The Most Dangerous Jobs in America
In today's tempestuous job market, most Americans think that the only danger they face is being laid off and joining the legions of the unemployed. But for some professionals, heading to the office for the day actually comes with mortal danger. And though the workplace is less hazardous than in the past (the amount of people dying due to their gainful employment has dropped over 20% in the last decade), thousands of hard working Americans still die on the job each and every year. So in case you are wondering which booths you might want to avoid at the next career fair, here is a look at some of the most dangerous jobs in America.
Fishing has always been, and continues to be one of the most dangerous jobs on the planet. 116 out of every 100,000 fisherman are killed on the job, and Mother Nature is usually to blame. Hurricanes and winter storms while on the open seas can be devastating to a fishing boat, and people are regularly washed overboard. With the ropes, rigging, and vicious hooks that regularly line the decks it's no surprise this is one of the most dangerous jobs in America.
It's also no cakewalk on dry land, at least not for loggers.
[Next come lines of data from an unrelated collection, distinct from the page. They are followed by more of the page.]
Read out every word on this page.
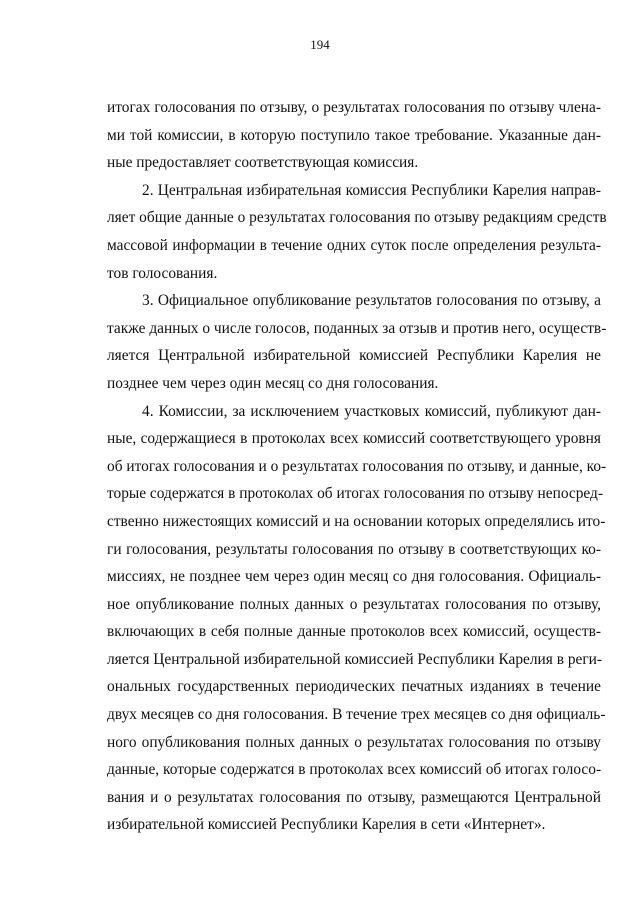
194
итогах голосования по отзыву, о результатах голосования по отзыву члена-
ми той комиссии, в которую поступило такое требование. Указанные дан-
ные предоставляет соответствующая комиссия.
2. Центральная избирательная комиссия Республики Карелия направ-
ляет общие данные о результатах голосования по отзыву редакциям средств
массовой информации в течение одних суток после определения результа-
тов голосования.
3. Официальное опубликование результатов голосования по отзыву, а
также данных о числе голосов, поданных за отзыв и против него, осуществ-
ляется Центральной избирательной комиссией Республики Карелия не
позднее чем через один месяц со дня голосования.
4. Комиссии, за исключением участковых комиссий, публикуют дан-
ные, содержащиеся в протоколах всех комиссий соответствующего уровня
об итогах голосования и о результатах голосования по отзыву, и данные, ко-
торые содержатся в протоколах об итогах голосования по отзыву непосред-
ственно нижестоящих комиссий и на основании которых определялись ито-
ги голосования, результаты голосования по отзыву в соответствующих ко-
миссиях, не позднее чем через один месяц со дня голосования. Официаль-
ное опубликование полных данных о результатах голосования по отзыву,
включающих в себя полные данные протоколов всех комиссий, осуществ-
ляется Центральной избирательной комиссией Республики Карелия в реги-
ональных государственных периодических печатных изданиях в течение
двух месяцев со дня голосования. В течение трех месяцев со дня официаль-
ного опубликования полных данных о результатах голосования по отзыву
данные, которые содержатся в протоколах всех комиссий об итогах голосо-
вания и о результатах голосования по отзыву, размещаются Центральной
избирательной комиссией Республики Карелия в сети «Интернет».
Deaths in the logging industry are on the rise, most often due to the limited visibility that comes with felling massive trees in thick forests. A logger can't always see everything he is cutting down, and the broken tops of other trees that hide high above in the leafy canopy have been nicknamed "widow-makers" for the amount of people they regularly take out. Storms are an issue, as are accidents with saws and other sharp objects.
The ocean and the forests are rough, but what about working up in the air? Well, life as an airplane pilot comes with an increased risk of death. Whether it's due to bad weather, machine failure or malfunction, or mistakes by the pilot, crashes of large and small aircraft happen all the time. Storms can often roll in without much notice, even with our advanced technology, and in smaller planes, decreased visibility can be deadly.
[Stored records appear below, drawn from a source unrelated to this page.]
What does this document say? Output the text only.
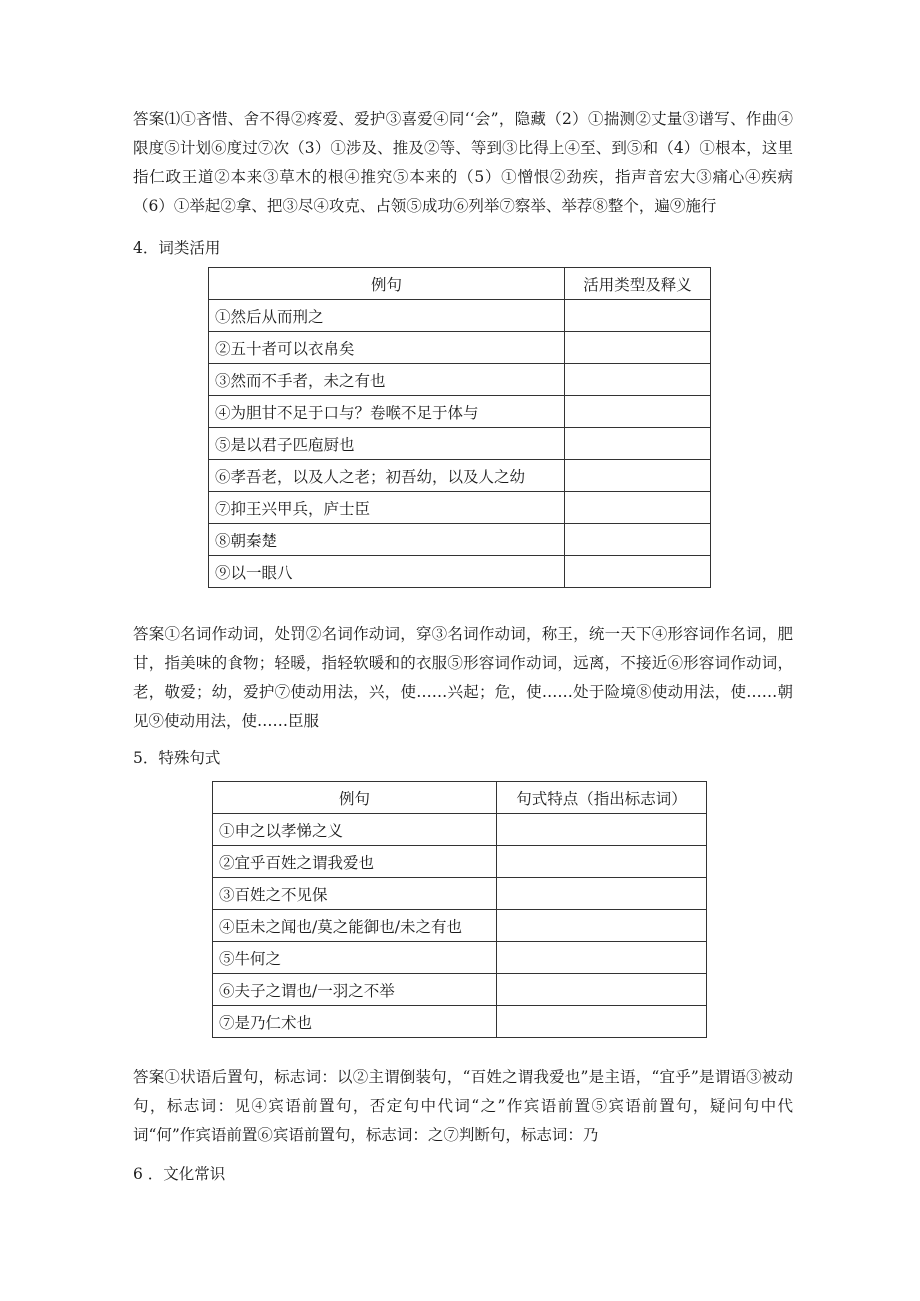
答案⑴①吝惜、舍不得②疼爱、爱护③喜爱④同‘‘会”，隐藏（2）①揣测②丈量③谱写、作曲④限度⑤计划⑥度过⑦次（3）①涉及、推及②等、等到③比得上④至、到⑤和（4）①根本，这里指仁政王道②本来③草木的根④推究⑤本来的（5）①憎恨②劲疾，指声音宏大③痛心④疾病（6）①举起②拿、把③尽④攻克、占领⑤成功⑥列举⑦察举、举荐⑧整个，遍⑨施行
4．词类活用
例句	活用类型及释义
①然后从而刑之	
②五十者可以衣帛矣	
③然而不手者，未之有也	
④为胆甘不足于口与？卷喉不足于体与	
⑤是以君子匹庖厨也	
⑥孝吾老，以及人之老；初吾幼，以及人之幼	
⑦抑王兴甲兵，庐士臣	
⑧朝秦楚	
⑨以一眼八	
答案①名词作动词，处罚②名词作动词，穿③名词作动词，称王，统一天下④形容词作名词，肥甘，指美味的食物；轻暖，指轻软暖和的衣服⑤形容词作动词，远离，不接近⑥形容词作动词，老，敬爱；幼，爱护⑦使动用法，兴，使……兴起；危，使……处于险境⑧使动用法，使……朝见⑨使动用法，使……臣服
5．特殊句式
例句	句式特点（指出标志词）
①申之以孝悌之义	
②宜乎百姓之谓我爱也	
③百姓之不见保	
④臣未之闻也/莫之能御也/未之有也	
⑤牛何之	
⑥夫子之谓也/一羽之不举	
⑦是乃仁术也	
答案①状语后置句，标志词：以②主谓倒装句，“百姓之谓我爱也”是主语，“宜乎”是谓语③被动句，标志词：见④宾语前置句，否定句中代词“之”作宾语前置⑤宾语前置句，疑问句中代词“何”作宾语前置⑥宾语前置句，标志词：之⑦判断句，标志词：乃
6 ．文化常识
The farmer has been an integral cog in the wheel of life for as long as mankind has existed. But apparently, continuing the ranching or farming tradition brings a shorter life expectancy. Ranchers deal with wild animals, some of them often weighing tons. If things get out of hand, death can easily occur. But probably the most common cause of death on the farm is tractor accidents. New tractors come outfitted with protection from rollover accidents, so these issues should abate a bit. Yet there are still thousands of older trailers in use that leave the operator vulnerable. But the most disturbing cause of death on the farm? That would be falling into the grain silo and 'drowning'.
All of these jobs are performed far away from where most of America lives, and you may not know a single fisherman, logger, pilot or farmer. But one dangerous job exists in every city and town in the country, and that's being a sanitation worker. The men and women who drive those huge, smelly trucks are incredibly susceptible to personal injury, and even death in some cases. Many accidents happen when impatient drivers try to push past a garbage truck and run over the workers. But the bags and bins they're throwing into the truck can also be dangerous. Hazardous waste materials are often carelessly placed out on the curb, and it's the sanitation worker who suffers the consequences.